Estados Unidos, a township in the north of Colombia, once had 1,000 inhabitants. After three massacres and hundreds of homicides all but nine locals fled. Many survivors have still not returned as their lands ended up in other hands.
The small village was called “United States” because early settlers considered the coal-rich region a land of opportunity only miles from the Venezuelan border.
A community north of the town jokingly dubbed their township Canada. The nearby hill was dubbed Hollywood.
Local children have dubbed themselves “yankees,” because “we live in United States,” the local school teacher told weekly Semana in 2007.
The downpour of violence
The “yankees” fell under Marxist guerrilla rule after the FARC assumed control of the area in the 1980s.
Violence imposed by illegal armed groups worsened in the 1990s when the “Bloque Norte” paramilitary group tried to push the guerrillas from the area.
According to a report of the National Commission for Historical Memory (CNMH), the arrival of multinational mining companies had a multiplying effect on the conflict.
The report made testimonies public by ex-paramilitary leaders about the alleged collaboration between mining companies Drummond and Prodeco/Glencore and the paramilitary AUC.
According to witnesses, this involved various secret meetings, the exchange of intelligence and systematic payments.
The paramilitaries committed three massacres between 1991 and 2001, spurring mass displacement in Estados Unidos and the other rural communities in Becerril.
Victimization in Becerril
They call us the resistance because we endured the downpour of violence. This is true. Although it’s also true we did not leave because we had lost the will to live and told ourselves “If this is the will of God, so be it.” It seems He was on our side.
Dionisio Barrios via Semana
The land theft
While the locals were gone, multinational mining and palm oil companies settled in the area, making the region hardly recognizable for the returning victims.
The area west of Estados Unidos is now the La Jagua coal mine owned by Prodeco, a subsidiary of Swiss mining company Glencore. Further west lies the mine of the controversial mining family Drummond from the United States.
The foreign companies benefited from the forced displacements when they bought the land titles from local companies that allegedly colluded with the paramilitaries.
Demobilized members from the AUC’s Juan Andres Alvarez Front testified before prosecutors and judges that initially there was an interest to keep the land left behind by the displaced. Later, Carbones del Caribe would have paid them to prevent the return of the owners in order to facilitate sales. So far, it is unknown whether these confessions were confirmed and whether they led to the opening of criminal investigations against the executives of that time.
Verdad Abierta
The healing
By the time the local paramilitary group led by “Jorge 40” and former army commander “Tolemaida” demobilized and the military arrived in 2004, only nine people were left in Estados Unidos.
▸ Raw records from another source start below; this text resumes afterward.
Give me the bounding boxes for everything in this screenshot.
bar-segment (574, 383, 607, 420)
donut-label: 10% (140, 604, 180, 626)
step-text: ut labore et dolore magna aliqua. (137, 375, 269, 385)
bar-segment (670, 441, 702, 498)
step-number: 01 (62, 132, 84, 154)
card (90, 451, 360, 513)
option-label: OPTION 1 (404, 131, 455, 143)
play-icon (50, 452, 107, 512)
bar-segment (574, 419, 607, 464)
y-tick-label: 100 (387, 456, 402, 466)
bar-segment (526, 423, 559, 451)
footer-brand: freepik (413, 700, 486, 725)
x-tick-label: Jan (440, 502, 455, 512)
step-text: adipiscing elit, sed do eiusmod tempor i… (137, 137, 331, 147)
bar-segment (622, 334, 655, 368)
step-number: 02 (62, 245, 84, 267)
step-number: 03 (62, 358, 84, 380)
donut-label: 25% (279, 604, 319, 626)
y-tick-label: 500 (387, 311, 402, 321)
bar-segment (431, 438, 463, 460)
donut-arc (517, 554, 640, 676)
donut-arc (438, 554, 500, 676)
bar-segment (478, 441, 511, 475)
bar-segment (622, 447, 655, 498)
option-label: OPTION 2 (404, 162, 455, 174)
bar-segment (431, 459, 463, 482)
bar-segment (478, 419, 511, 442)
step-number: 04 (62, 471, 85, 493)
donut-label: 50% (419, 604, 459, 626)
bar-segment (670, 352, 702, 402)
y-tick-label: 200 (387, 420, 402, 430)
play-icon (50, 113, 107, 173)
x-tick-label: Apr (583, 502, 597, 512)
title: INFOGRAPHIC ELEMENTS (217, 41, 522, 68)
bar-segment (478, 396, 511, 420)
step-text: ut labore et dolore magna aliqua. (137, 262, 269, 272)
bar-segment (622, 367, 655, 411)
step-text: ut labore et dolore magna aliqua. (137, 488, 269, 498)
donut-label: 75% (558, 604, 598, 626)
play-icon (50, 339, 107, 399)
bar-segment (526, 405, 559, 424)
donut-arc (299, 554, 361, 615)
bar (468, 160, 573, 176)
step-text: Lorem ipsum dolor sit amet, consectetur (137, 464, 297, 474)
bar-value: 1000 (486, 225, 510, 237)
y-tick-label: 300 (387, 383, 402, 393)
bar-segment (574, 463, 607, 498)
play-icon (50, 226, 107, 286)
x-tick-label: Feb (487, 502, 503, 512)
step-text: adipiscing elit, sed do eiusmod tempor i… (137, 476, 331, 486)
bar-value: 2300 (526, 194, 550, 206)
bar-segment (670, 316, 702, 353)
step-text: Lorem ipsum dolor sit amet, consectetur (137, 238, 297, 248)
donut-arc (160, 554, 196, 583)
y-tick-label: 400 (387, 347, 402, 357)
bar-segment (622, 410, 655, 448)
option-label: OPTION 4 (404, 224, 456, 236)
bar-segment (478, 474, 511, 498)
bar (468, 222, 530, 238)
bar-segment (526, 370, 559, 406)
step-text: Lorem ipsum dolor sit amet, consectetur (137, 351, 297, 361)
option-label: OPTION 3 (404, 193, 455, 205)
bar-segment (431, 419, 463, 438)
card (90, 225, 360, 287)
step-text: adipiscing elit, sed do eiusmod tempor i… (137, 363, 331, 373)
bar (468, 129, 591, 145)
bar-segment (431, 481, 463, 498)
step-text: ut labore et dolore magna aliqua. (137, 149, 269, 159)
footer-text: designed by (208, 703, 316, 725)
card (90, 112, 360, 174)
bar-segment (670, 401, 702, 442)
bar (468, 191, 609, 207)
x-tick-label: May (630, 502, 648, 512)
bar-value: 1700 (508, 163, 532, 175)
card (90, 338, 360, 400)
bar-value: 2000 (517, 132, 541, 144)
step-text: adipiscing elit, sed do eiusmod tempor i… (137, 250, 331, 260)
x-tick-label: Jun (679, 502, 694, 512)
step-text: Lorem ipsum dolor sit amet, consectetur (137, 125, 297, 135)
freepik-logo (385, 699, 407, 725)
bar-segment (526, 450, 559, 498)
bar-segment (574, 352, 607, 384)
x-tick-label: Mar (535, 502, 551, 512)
Many had fled to Canada, other parts of Colombia or Venezuela.
By 2007, some 150 people had returned to the town, and this year almost 400 of the town’s original inhabitants have returned.
According to conflict monitoring website Verdad Abierta, hundreds of families from the region continue to be embroiled in legal battles with local authorities and businesses over the restitution of land that allegedly changed hands illegally.
This fits a pattern in the mining region where displaced farmers try to get back their land but find it in the hands of “associates and partners” of the paramilitary, mostly landowners and mining companies, according to the CNMH.
Colombia’s obstacles for peace: returning the 15% of national territory that was stolen in the war
Illegal armed actors continue to resist the land restitution process and have already assassinated numerous social leaders and land officials in the area.
Nevertheless, the excessive violence that killed thousands and uprooted tens of thousands in the coal region is over, allowing the community to slowly normalize.
More than 800 took part in a peace and reconciliation meeting on Saturday, according to the Dutch NGO PAX, which has accompanied the local community.
This is the first time since the violence that I have seen so many people together in the square.
Anonymous local via PAX
Among those present on Saturday were representatives of Prodeco, which promised to allow the use of acquired plots to support the local peace efforts.
We are giving the project the use of farm land owned by us but not used for mining, to encourage integrated rural development.
Prodeco
The participation of Prodeco at the commemorative event was historic as it may be the first time a mining company takes part in a public event promoting truth and reconciliation, two key elements for peace building.
Formal truth and reconciliation will be covered in a pending Transitional Justice Tribunal, which will seek to clarify how land that was stolen by paramilitaries ended up in mining companies’ portfolios.
However, Prodeco and the local community have taken the first steps towards a reconciliation process, trying to make Estados Unidos the land of opportunity the first settlers in the region envisioned.